While the misal is popularly prepared with sprouted moong, matki, and peas, at Shri Krishna it isn’t. Of the many ways that misal is made through Maharashtra, Shri Krishna Bhuvan’s is special, and hasn’t changed in taste and quality over years— the crunch of the raw onions and sev, the starchiness of the potatoes, the subtle hints of ginger and garlic have remained just right in coming together to elevate the taste buds. And so, when last year in June, the Foodie Hub Global Awards in London declared the misal pav as the tastiest vegetarian dish in the world, I was elated, and not the least bit surprised.
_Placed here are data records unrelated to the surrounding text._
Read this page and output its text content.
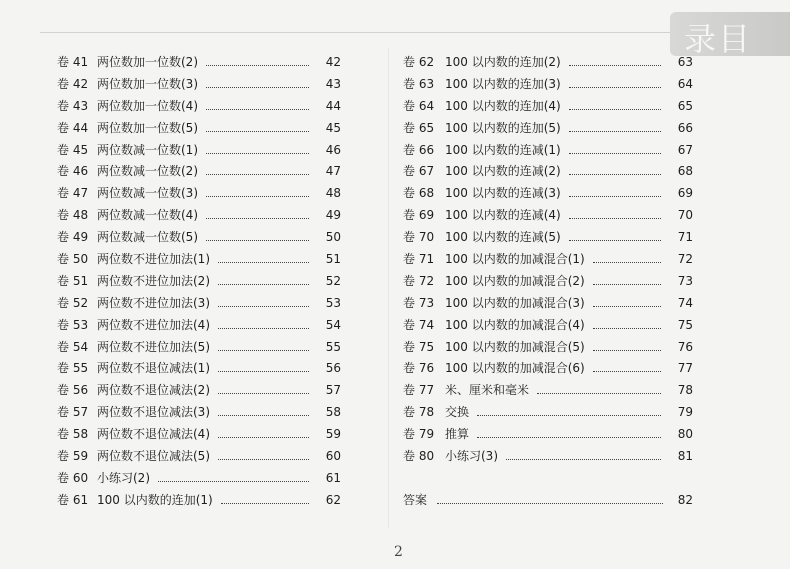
录目
卷 41 两位数加一位数(2)	42
卷 42 两位数加一位数(3)	43
卷 43 两位数加一位数(4)	44
卷 44 两位数加一位数(5)	45
卷 45 两位数减一位数(1)	46
卷 46 两位数减一位数(2)	47
卷 47 两位数减一位数(3)	48
卷 48 两位数减一位数(4)	49
卷 49 两位数减一位数(5)	50
卷 50 两位数不进位加法(1)	51
卷 51 两位数不进位加法(2)	52
卷 52 两位数不进位加法(3)	53
卷 53 两位数不进位加法(4)	54
卷 54 两位数不进位加法(5)	55
卷 55 两位数不退位减法(1)	56
卷 56 两位数不退位减法(2)	57
卷 57 两位数不退位减法(3)	58
卷 58 两位数不退位减法(4)	59
卷 59 两位数不退位减法(5)	60
卷 60 小练习(2)	61
卷 61 100 以内数的连加(1)	62
卷 62 100 以内数的连加(2)	63
卷 63 100 以内数的连加(3)	64
卷 64 100 以内数的连加(4)	65
卷 65 100 以内数的连加(5)	66
卷 66 100 以内数的连减(1)	67
卷 67 100 以内数的连减(2)	68
卷 68 100 以内数的连减(3)	69
卷 69 100 以内数的连减(4)	70
卷 70 100 以内数的连减(5)	71
卷 71 100 以内数的加减混合(1)	72
卷 72 100 以内数的加减混合(2)	73
卷 73 100 以内数的加减混合(3)	74
卷 74 100 以内数的加减混合(4)	75
卷 75 100 以内数的加减混合(5)	76
卷 76 100 以内数的加减混合(6)	77
卷 77 米、厘米和毫米	78
卷 78 交换	79
卷 79 推算	80
卷 80 小练习(3)	81
答案	82
2
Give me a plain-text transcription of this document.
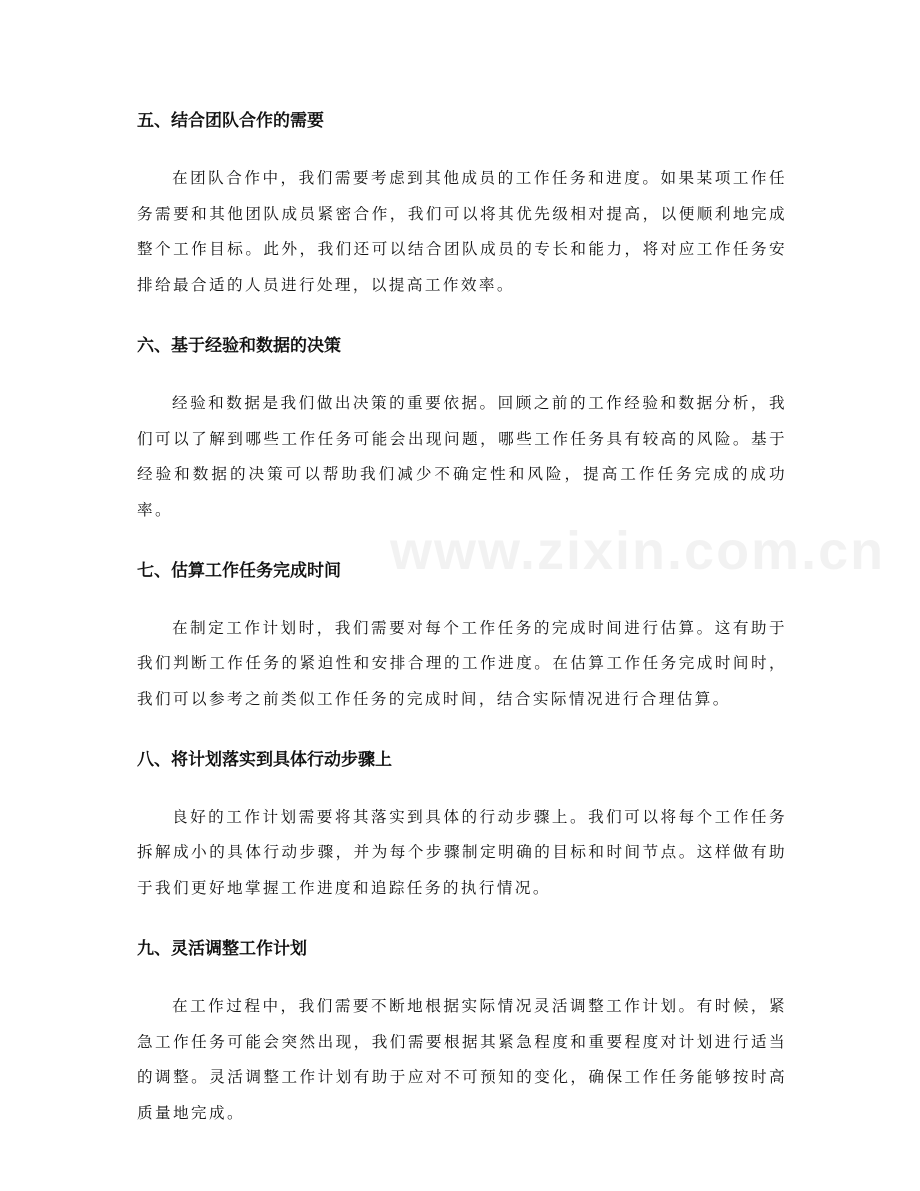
www.zixin.com.cn
五、结合团队合作的需要

在团队合作中，我们需要考虑到其他成员的工作任务和进度。如果某项工作任务需要和其他团队成员紧密合作，我们可以将其优先级相对提高，以便顺利地完成整个工作目标。此外，我们还可以结合团队成员的专长和能力，将对应工作任务安排给最合适的人员进行处理，以提高工作效率。

六、基于经验和数据的决策

经验和数据是我们做出决策的重要依据。回顾之前的工作经验和数据分析，我们可以了解到哪些工作任务可能会出现问题，哪些工作任务具有较高的风险。基于经验和数据的决策可以帮助我们减少不确定性和风险，提高工作任务完成的成功率。

七、估算工作任务完成时间

在制定工作计划时，我们需要对每个工作任务的完成时间进行估算。这有助于我们判断工作任务的紧迫性和安排合理的工作进度。在估算工作任务完成时间时，我们可以参考之前类似工作任务的完成时间，结合实际情况进行合理估算。

八、将计划落实到具体行动步骤上

良好的工作计划需要将其落实到具体的行动步骤上。我们可以将每个工作任务拆解成小的具体行动步骤，并为每个步骤制定明确的目标和时间节点。这样做有助于我们更好地掌握工作进度和追踪任务的执行情况。

九、灵活调整工作计划

在工作过程中，我们需要不断地根据实际情况灵活调整工作计划。有时候，紧急工作任务可能会突然出现，我们需要根据其紧急程度和重要程度对计划进行适当的调整。灵活调整工作计划有助于应对不可预知的变化，确保工作任务能够按时高质量地完成。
Sabudana Khichadi. Photo: Rathina Sankari

Another no-frills eatery called New Sweet Home is just a stone’s throw away from Tulsi Baug, in Budhwar Peth. The piping hot khichadi and vada, made of sabudana (sago), are the why I remember this place. A go-to if you’re fasting, the khichadi with its translucent pearls of sago and a liberal helping of coarsely ground peanuts and green chillies is an all-time-favourite for me, especially since my father didn’t think much of the “thermocol balls”, which he said were low in nutrition. Given that he never much enjoyed these jaunts, he eventually gave up coming with us, and the shopping and food walks around old Pune became a mother and daughter affair.

What we found next therefore, became just mine and my mother’s secret— a nameless hole in the wall which served ukadiche modak—cotton white steamed dumplings stuffed with jaggery and coconut. Considered lord Ganesha’s favourite, these splodges are irresistible till date. Not to miss also, is matar karanji, a half-moon shaped pastry stuffed with peas could be gobbled up with green (mint) chutney, leaving behind greasy hands and a content soul. Clearly, on these sprees, Benjamin Franklin’s quote, “Eat to live, don’t live to eat” didn’t apply to us.

Each thalipeeth is served with curd and garlic chutney is enough to stuff a famished soul. Photo: Rathina Sankari

The Poona Guest house on Laxmi Road was another regular stopover. Standing tall since 1935 in one of the wadas, it also has a dormitory that’s seen the likes of yesteryear heartthrob, film actor Dev Anand. Their thalipeeth, the perfect comfort food that provides pure gastronomic joy, is a multi-grain spicy Indian bread made of wheat, rice sorghum, and pearl millet is high on nutrition quotient. Each thalipeeth is served with curd and garlic chutney is enough to stuff a famished soul. When the wonder plate is shoved below your nose, the ambience and the crowds fade into irrelevancy.

Shopping trips to Pune were an excuse to explore and indulge in simple Puneri food. Today with numerous online shopping portals, I miss those shopping benders.